As the chart below shows, if you get to your target (center) alone without variance control (the spread around the target in the left chart), there is no guarantee about the target you have achieved; if you reduce the variance without getting to the target (right chart), you miss your target. Only by keeping the variance small and center, LSS is able to ensure the process target is reached with precise precision and with a sustainable and optimal process performance. This is the major contribution of LSS.

lss_ml_4

Machine Learning (ML)

For supervised machine learning, it looks at a function between a set of input variables and output variable(s) to come up with an “approximation” of the ideal function, as shown by the green curve below.

lss_ml_5

Similarly, for unsupervised machine learning, it looks for a function which best differentiate a set of clusters.

lss_ml_6

Comparison between LSS and ML

It is well known that, due to bias and normal randomness, a process is subject to be random in nature; i.e., a process with variance. Therefore, both classical statistics and LSS have shown that, if input variables have large variance, we would expect large variance of the output variable(s).

lss_ml_7

This would strongly suggest the inaccuracy of the machine learning model, when input variables have large variance. This is why, I think, my recent machine learning project has such large inaccuracy in its prediction, and also the reason why the data science consultants can improve the accuracy only up to 10%.
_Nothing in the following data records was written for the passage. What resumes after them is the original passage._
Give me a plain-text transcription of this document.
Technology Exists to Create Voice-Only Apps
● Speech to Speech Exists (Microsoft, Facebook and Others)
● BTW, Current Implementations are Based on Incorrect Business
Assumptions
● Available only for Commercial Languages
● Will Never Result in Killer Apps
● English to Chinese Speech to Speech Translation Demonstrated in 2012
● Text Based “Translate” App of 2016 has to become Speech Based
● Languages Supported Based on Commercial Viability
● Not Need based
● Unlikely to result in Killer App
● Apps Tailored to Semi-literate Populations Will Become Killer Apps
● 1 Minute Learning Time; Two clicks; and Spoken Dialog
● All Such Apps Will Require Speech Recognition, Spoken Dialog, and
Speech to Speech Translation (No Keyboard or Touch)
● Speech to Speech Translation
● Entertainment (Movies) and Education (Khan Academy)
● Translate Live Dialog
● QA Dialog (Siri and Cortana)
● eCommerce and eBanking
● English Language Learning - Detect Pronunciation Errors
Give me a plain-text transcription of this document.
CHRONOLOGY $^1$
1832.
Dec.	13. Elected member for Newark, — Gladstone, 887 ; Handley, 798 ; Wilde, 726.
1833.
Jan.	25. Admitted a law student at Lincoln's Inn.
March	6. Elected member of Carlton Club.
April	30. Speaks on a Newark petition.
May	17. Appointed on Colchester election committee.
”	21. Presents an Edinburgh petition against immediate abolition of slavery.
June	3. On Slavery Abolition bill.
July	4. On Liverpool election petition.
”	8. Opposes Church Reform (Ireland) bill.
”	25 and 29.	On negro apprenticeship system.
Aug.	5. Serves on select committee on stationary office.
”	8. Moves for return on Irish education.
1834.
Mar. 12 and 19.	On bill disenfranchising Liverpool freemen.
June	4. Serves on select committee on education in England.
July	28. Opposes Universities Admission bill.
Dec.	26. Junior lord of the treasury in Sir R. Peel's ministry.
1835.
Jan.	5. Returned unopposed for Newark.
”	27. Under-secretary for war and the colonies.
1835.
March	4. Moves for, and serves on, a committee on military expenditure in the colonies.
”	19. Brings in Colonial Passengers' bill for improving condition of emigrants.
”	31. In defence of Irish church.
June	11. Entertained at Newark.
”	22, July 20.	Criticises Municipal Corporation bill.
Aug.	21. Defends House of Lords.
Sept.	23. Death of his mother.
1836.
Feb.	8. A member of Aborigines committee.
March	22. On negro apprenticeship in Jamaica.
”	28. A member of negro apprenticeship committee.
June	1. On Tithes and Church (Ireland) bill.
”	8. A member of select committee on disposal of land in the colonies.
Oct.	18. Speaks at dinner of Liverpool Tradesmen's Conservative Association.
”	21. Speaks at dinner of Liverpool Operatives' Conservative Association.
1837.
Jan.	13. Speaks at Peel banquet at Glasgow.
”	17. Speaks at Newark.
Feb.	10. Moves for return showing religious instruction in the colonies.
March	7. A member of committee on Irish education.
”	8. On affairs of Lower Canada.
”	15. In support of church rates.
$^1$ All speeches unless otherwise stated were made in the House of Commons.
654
People may argue that the machine learning does have a step called data cleansing to improve the quality of prediction. Well, the problem is that the data cleansing of ML is not the same as the variance reduction of LSS. In LSS, people would go back to examine the business process to find the source of variance of the input variables in order to eliminate the bias or reduce the variance of those input variables (factors), whereas, in ML, people do not go back to revisit the business process; instead, people in ML only try to correct data errors or eliminate data which do not make sense. As a result, such data cleansing approach does not actually reduce variance; actually, it may not change the input variance at all. Therefore, the ML model is not expected to work well, if people do not understand the role of variance.

As an example, if the left chart below represents the data points after data cleansing, we would get the red curve as the optimal ML. But, if the right chart below represents the data points after variance reduction, the resulting ML model would be much accurate.

lss_ml_8

In summary, I think the current data cleansing of ML model needs to include the variance reduction technique of LSS in order to have an accurate, reliable, and effective model for either supervised or unsupervised learning. People need to spend effort to review underlying business process to reduce input variance to make it work better for real world problems.

Software vendors and data science consulting firms should embrace the variance reduction technique in the data cleansing phase of ML to deliver real value of ML.